Work Done by Elevator Lifting Mechanism

[SS2006]

A 2000kg elevator rises from rest in the basemtn to the fourth floor, a distance of 25m. As it passes the fourth floor, its speed is 3.0 m/s. There is a constant frictional force of 500N. Calculate the work done by the lifting mechanism.

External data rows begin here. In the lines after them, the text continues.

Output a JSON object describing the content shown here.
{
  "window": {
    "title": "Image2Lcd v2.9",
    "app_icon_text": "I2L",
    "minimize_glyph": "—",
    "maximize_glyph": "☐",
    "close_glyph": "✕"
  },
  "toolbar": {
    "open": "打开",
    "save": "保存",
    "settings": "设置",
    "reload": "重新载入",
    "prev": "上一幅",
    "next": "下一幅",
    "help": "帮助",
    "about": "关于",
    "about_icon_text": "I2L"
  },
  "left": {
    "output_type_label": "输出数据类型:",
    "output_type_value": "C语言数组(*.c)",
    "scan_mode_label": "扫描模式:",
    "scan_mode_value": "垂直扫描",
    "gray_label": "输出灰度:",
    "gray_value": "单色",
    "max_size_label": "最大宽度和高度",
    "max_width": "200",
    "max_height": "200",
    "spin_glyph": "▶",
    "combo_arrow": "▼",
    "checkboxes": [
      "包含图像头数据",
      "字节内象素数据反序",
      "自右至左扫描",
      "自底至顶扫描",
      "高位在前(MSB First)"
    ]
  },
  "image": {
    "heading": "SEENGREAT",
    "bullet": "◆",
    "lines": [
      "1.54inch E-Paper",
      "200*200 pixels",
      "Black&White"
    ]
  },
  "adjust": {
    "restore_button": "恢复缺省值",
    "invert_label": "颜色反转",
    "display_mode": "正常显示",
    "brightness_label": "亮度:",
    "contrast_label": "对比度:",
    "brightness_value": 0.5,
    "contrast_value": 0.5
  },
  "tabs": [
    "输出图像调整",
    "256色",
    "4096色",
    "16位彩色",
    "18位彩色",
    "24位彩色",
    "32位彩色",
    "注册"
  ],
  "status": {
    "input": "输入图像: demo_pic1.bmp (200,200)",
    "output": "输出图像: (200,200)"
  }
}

I tried doing v2square = v1square + 2ad and i get 0.18 acceleration
plugged that into f=ma
to get force,
did force X distance + (friction X distance)
and I am not getting right answer
whcih is 0.5115MJ
any quick solutoins!
thanks

 

[what]

Are you sure you are taking into account all the forces acting on the elevator...you neglected the force of gravity, see the elevator needs to do work to surpass the force of gravity, the frictional force and to accelerate the elevator, can you go from there?

 

[SS2006]

i tried what u just said, are you getting 0.5115 SPOT ON
im getting like 0.505 and 0.522

 

[what]

The answer is .5115 MJ
the equation in symbols should look something like this
[tex]F_g_r_a_v_i_t_y * d + F_f_r_i_c_t_i_o_n * d + F_a_c_c *d = .5115MJ[/tex]
where [tex] F_a_c_c[/tex] is the force exerted by the machinery to accelerate the elevator.